Gdańsk-Kraków-Łódź-Warszawa Seminar in Singularity Theory
January 19,  2024
on-line on zoom

 

  • 10:00 - 10:50 Dmitry Kerner (Ben-Gurion University) Artin approximation. The ordinary, the inverse, the left-right, and on quivers

    Abstract:
    On many occasions we have to resolve systems of equations, F(x,y)=0. The only hope (in most cases) is to prove: "The solution y(x) exists and is analytic/Nash/...". Even this is often difficult, as one can only resolve the equations order-by-order. But the resulting power series might be non-analytic.
    (Artin approximation) Any formal solution y(x) of the (analytic/Nash) system F(x,y)=0 is approximated by (analytic/Nash) solutions. This result is highly useful when studying singularities of sets and maps. (Deformations, unfoldings, stability, determinacy.)
    (The inverse question) Suppose several (analytic/Nash) power series satisfy a formal relation, \(F(y_1(x),..,y_n(x))=0\). Is this relation approximated by analytic/Nash relations? The answer is 'Yes' in the Nash case and 'No' in the analytic case. More precisely, in the analytic case this ``Inverse Artin approximation" holds for maps of finite singularity type. The left-right equivalence of map-germs asks for the left-right Artin approximation. 
    After a brief introduction I will present some new results. The inverse and left-right Artin approximations hold for maps of ``weakly-finite singularity type". Moreover, these versions of approximation appear to be particular cases of the general "Artin approximation problem on quivers".

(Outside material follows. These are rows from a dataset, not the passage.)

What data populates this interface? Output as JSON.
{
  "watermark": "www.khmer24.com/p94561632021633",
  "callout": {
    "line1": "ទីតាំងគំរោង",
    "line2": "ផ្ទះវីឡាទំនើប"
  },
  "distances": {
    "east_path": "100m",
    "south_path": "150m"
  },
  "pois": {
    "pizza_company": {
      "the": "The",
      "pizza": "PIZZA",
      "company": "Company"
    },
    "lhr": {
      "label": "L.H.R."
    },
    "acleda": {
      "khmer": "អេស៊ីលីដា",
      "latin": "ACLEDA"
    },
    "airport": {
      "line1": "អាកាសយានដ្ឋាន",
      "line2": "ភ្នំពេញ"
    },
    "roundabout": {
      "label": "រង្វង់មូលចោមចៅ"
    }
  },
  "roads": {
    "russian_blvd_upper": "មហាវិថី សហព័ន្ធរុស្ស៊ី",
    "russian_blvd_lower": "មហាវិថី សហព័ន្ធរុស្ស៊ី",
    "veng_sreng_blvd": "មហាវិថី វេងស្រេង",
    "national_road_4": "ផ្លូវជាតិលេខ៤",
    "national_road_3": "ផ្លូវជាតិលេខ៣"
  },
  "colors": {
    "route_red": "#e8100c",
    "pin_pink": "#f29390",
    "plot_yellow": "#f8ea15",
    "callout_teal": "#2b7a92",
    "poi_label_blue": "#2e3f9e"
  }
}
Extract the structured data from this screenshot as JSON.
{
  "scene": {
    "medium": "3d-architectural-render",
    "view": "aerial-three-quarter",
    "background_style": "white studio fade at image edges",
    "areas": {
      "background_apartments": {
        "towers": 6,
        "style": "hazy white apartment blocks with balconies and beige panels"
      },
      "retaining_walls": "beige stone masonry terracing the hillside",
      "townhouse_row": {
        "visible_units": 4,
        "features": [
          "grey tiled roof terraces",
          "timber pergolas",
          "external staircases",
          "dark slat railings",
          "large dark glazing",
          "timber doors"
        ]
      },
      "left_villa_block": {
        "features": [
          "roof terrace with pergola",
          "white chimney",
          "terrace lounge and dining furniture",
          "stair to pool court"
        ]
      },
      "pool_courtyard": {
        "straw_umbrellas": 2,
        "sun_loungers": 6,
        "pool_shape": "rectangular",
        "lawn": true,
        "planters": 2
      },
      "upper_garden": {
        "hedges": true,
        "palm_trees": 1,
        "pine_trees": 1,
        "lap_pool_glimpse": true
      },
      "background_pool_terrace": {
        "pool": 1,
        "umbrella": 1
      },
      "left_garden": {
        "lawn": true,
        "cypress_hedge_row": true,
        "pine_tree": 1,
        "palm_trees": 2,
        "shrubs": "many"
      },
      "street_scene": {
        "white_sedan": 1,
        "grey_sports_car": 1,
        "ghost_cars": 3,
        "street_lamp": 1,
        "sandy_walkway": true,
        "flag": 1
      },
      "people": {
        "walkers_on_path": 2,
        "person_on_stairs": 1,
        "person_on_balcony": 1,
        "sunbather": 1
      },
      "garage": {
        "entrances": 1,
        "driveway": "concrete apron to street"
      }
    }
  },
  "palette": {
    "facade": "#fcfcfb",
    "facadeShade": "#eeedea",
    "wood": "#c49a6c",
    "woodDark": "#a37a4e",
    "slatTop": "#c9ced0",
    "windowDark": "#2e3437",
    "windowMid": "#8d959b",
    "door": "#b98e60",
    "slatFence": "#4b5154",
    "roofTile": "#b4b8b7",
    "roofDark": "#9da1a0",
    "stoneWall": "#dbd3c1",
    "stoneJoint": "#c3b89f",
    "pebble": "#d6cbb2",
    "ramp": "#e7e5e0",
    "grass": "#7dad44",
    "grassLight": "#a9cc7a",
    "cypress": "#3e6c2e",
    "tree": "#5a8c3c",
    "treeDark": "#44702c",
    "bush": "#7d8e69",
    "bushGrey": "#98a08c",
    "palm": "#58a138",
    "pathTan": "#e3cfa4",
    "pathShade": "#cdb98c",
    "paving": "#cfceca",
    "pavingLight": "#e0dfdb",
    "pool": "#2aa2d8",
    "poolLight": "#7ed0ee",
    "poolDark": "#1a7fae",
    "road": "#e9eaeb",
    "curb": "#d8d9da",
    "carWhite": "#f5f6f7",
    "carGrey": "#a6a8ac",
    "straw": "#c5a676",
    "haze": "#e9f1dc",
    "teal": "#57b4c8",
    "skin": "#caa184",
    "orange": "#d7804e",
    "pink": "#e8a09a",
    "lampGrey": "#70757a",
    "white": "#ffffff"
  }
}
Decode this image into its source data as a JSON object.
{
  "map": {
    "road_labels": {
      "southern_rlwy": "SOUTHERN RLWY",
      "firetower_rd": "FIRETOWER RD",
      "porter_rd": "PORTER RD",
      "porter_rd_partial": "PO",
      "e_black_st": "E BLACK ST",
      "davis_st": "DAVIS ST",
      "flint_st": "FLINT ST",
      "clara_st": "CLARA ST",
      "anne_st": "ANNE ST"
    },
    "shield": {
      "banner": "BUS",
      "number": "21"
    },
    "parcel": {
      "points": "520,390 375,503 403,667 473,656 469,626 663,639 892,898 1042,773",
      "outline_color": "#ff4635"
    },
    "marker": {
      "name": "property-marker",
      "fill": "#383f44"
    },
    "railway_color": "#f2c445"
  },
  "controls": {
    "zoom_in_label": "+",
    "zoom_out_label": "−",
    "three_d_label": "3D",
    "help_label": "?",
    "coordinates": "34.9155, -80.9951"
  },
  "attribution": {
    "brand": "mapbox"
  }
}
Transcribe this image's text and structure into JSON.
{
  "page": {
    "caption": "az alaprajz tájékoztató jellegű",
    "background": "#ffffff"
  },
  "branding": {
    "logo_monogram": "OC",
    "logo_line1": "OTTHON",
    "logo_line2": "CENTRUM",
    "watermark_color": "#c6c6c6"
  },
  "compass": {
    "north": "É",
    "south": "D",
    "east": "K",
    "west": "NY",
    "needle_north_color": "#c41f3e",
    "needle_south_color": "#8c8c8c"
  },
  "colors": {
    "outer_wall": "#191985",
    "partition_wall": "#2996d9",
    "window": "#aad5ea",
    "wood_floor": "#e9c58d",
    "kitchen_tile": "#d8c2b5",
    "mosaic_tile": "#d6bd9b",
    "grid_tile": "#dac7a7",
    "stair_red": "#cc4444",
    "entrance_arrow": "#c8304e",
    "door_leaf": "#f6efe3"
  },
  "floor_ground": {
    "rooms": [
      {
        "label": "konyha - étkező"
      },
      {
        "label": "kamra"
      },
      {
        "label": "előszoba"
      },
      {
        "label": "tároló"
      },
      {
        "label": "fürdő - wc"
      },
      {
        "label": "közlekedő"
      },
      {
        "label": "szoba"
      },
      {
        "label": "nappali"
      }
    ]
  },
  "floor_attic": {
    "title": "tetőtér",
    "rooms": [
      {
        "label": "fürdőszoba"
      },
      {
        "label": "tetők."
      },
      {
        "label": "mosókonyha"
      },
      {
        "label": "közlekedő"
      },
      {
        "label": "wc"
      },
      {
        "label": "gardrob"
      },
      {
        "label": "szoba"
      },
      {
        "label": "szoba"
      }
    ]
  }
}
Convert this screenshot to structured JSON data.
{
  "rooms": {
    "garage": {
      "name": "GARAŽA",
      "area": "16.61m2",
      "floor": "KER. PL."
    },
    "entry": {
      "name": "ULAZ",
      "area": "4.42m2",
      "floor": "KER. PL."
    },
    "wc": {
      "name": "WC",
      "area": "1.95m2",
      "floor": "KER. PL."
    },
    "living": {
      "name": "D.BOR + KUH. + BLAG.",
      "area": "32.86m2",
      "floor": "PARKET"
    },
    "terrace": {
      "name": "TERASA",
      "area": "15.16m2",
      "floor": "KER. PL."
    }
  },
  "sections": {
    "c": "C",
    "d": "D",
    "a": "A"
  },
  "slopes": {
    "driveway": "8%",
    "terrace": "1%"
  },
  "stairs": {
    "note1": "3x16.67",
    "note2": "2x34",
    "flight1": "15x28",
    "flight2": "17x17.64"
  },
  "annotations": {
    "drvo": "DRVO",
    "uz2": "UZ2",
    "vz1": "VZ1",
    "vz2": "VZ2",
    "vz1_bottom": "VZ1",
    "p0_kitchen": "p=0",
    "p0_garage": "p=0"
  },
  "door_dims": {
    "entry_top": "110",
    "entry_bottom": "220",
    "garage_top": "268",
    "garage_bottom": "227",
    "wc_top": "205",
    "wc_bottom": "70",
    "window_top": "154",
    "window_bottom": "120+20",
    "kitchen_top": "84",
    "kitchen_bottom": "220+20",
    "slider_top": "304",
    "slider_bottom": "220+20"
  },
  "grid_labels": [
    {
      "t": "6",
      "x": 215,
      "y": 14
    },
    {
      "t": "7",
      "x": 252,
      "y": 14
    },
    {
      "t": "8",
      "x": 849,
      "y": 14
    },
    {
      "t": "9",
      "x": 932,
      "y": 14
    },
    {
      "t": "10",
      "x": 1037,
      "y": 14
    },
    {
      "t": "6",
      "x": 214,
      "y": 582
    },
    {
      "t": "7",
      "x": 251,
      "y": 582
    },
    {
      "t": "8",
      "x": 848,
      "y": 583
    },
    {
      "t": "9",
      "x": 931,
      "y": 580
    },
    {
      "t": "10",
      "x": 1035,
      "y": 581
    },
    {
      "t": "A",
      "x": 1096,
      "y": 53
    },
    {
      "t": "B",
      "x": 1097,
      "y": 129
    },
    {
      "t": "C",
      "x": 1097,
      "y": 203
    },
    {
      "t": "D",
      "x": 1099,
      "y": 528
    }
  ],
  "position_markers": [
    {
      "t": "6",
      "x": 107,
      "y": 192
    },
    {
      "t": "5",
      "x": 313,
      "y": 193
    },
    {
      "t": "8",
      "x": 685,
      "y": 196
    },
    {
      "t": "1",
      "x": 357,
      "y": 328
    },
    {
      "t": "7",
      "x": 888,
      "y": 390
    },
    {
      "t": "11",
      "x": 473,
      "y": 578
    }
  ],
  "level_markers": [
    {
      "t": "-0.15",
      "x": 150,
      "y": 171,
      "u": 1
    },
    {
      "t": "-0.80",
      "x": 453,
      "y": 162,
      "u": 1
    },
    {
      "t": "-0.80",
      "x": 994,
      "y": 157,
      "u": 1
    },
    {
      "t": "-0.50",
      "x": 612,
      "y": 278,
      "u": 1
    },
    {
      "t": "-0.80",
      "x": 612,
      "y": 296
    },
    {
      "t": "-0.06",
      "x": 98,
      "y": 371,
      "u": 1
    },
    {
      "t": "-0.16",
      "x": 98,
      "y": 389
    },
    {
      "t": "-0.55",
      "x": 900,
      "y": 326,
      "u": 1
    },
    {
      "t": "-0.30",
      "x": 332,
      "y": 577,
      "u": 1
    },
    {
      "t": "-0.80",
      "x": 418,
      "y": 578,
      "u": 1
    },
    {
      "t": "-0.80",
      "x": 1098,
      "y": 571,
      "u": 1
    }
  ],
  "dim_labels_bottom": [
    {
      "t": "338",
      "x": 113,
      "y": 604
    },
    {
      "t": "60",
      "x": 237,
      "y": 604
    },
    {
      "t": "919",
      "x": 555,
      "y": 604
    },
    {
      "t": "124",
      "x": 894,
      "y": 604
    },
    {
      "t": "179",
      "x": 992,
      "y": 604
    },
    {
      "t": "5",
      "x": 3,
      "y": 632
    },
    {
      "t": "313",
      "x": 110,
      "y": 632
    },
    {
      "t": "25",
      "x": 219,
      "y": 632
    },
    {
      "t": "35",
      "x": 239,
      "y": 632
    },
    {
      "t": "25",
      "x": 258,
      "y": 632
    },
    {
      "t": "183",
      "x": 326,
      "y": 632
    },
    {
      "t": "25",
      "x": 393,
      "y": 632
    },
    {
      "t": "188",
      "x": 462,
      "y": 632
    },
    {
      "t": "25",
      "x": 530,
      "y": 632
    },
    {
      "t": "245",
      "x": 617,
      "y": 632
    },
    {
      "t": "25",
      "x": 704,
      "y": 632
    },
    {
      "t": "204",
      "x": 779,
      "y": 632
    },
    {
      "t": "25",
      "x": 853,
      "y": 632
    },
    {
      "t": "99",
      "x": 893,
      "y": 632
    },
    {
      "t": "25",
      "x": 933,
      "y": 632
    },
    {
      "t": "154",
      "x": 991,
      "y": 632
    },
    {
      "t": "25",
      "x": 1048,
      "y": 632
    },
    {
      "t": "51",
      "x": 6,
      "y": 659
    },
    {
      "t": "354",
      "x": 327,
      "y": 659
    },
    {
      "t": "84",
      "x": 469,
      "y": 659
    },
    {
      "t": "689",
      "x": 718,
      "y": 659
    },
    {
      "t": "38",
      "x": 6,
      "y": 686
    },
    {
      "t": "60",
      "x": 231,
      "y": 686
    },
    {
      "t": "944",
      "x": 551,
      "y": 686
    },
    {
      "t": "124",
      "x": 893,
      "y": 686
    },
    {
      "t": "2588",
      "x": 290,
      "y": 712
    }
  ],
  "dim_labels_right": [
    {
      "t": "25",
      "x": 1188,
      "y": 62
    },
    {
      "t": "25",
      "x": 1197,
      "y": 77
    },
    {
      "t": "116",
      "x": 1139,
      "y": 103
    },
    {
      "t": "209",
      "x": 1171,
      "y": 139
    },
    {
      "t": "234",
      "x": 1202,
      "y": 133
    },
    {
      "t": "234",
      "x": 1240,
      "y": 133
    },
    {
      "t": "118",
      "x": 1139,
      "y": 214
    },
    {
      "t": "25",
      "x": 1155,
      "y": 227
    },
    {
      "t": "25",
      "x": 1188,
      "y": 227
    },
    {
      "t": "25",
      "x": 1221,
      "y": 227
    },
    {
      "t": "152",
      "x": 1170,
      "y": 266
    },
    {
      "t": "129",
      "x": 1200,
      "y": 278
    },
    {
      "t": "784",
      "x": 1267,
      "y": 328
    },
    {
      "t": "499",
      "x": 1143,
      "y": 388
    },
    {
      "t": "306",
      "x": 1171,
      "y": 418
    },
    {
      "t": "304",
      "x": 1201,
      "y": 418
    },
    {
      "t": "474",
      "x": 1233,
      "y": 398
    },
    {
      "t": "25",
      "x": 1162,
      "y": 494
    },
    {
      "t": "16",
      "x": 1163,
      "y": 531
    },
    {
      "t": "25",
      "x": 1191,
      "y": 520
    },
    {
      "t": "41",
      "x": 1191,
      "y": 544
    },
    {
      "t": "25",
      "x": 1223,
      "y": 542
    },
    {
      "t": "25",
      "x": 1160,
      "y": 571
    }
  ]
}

  • 11:00-11:50 Jean-Baptiste Campesato (Universite d'Angers) Motivic, logarithmic, and topological Milnor fibrations

    Abstract:
    We compare the topological Milnor fibration and the motivic Milnor fibre of a regular complex function with only normal crossing singularities by introducing their common extension: the complete Milnor fibration for which we give two equivalent constructions. The first one extends the classical Kato-Nakayama log-space, and the second one, more geometric, is based on a the real oriented version of the deformation to the normal cone. In particular, we recover the topological Milnor fibration by quotienting the motivic Milnor fibration with suitable powers of (0,+∞). Conversely, we also show that the stratified topological Milnor fibration determines the classical motivic Milnor fibre. (joint work with Goulwen Fichou and Adam Parusiński)